We would have to be careful about our messaging about immutability here,
to prevent folks from mistakenly confusing a T-B3 with an immutable B1
(I-B1) or B2 (all of which are truly immutable).
One way to do this, that would be blindingly obvious (and IMO too
blinding), would to (a) allow a `non-final` modifier on fields,
canceling any implicit immutability property, and (b) *require*
`non-final` modifiers on all fields in a T-B3 class. I put this forward
in the service of brainstorming, to show an extreme (too extreme IMO)
way to forcibly advertise the T- in T-B3 classes. But as I said, I
think in practice it will be enough to make T-B3 classes look like OM-B1
classes, which are clearly not immutable, even without a `non-final`
modifier.
>
> I don’t think we have to go so far as to outlaw tearing, but there
> have to be enough cues, at the use and declaration site, that
> something interesting is happening here.

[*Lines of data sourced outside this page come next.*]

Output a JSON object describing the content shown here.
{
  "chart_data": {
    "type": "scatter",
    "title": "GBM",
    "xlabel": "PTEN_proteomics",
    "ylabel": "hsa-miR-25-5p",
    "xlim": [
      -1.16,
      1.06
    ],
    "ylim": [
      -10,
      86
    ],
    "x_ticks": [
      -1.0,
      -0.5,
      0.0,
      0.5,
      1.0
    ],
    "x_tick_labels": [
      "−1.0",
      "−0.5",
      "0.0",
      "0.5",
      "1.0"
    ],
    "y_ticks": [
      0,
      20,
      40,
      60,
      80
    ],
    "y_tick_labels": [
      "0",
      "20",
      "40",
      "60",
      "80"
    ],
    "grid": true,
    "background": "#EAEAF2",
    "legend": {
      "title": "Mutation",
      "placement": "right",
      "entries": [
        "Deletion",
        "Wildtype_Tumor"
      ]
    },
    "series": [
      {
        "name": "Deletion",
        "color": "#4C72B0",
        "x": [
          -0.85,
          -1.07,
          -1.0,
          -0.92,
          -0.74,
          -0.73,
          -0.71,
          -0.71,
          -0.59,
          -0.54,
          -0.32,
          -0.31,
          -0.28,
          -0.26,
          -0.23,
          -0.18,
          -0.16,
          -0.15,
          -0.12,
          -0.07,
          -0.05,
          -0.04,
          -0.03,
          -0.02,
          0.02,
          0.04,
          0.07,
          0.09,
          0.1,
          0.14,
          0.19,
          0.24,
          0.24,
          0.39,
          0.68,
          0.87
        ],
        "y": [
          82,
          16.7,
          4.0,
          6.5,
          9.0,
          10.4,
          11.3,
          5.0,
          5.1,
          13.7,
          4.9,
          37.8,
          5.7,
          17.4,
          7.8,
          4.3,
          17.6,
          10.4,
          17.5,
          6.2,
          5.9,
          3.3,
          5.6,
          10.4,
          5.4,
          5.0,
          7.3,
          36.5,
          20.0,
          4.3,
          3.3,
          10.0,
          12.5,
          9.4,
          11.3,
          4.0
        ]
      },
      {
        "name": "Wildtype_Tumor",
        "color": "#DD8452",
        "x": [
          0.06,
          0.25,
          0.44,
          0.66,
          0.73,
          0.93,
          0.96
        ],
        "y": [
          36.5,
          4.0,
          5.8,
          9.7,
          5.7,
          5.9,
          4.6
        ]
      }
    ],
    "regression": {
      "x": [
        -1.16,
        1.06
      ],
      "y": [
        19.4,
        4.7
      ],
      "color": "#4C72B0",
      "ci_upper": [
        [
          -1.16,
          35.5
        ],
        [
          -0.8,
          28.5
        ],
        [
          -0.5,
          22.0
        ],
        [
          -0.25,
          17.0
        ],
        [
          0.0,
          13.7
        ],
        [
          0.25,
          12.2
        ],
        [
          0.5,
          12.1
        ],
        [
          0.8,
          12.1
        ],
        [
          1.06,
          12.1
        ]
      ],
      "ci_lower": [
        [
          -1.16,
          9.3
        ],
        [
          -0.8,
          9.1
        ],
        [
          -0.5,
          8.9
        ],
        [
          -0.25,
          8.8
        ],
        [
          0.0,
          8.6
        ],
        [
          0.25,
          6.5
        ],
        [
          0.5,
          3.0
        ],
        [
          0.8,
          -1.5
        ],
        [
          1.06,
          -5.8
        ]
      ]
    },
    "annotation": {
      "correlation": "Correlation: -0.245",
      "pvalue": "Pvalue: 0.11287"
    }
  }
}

Yes, cues. And my point above, mainly, is that to the extent such cues
are available in the world of OM-B1 classes already, we should make use
of them for T-B3 classes. And where not, such cues should make it
really clear that there is an open invitation (public to untrusted
parties) to make piecemeal edits to the fields of a T-B3 class.
>
>> There is no point to nanny people here given that only experts will
>> want to play with it.
>
> This is *definitely* wishful thinking. People will hear that this is
> a tool for performance; 99% of Java developers will convince
> themselves they are experts because, performance! Developers
> pathologically over-rotate towards whatever the Stack Overflow crowd
> says is faster. (And so will Copilot.) So, definitely no. This
> argument is pure wishful thinking. (I will admit to being
> occasionally tempted by this argument too, but then I snap out of it.)
I’m with Brian on this.
>> But we (the EG) can also fail, and make a primitive class too easy to
>> use, what scare me is people using primitive class just because it's
>> not nullable.
>
> Yes, this is one of the many pitfalls we have to avoid!
>
> This game is hard.
Yep. Removing null for footprint, by moving from B2 to B3, is a normal
thing people will do, but it if also introduces the T- part
(tearability) secretly, that’s probably a lose. Which leads to the
current consideration of tearability as partially independent from the
B2/B3 axis. So B2 XOR B3 = nullability alone, not =
nullability+atomicity.
Separately, I *do* think T-B3 is more likely to be useful than A-B3
(atomic B3), and likewise T-B2 has limited use compared to A-B2. This
is why I’ve been content with the conflation of T-B3 with B3-simple,
for so long.
But, embracing the current conversation, I do think that T-B3 needs to
be *really clearly componentwise mutable*. I think that whether T-B3 is
the default setting of B3 or some further opt-in (from default A-B3 to
T-B3).
And, to summarize, mandated wide-open fields and/or mandated dumb
non-checking constructors are a legitimate way to advertise the
open-ness of T-B3 classes. Then the tearability part is a small
corollary of the Big Story, which is the openness of the fields to all
comers.
A final point: This is why in our last few meetings I keep mentioning
the C++ idea of a `struct`, which is not a non-class, but rather a class
whose defaults are set to be open to all comers. I think if we do a
“struct-like” design for T-B3 we can win.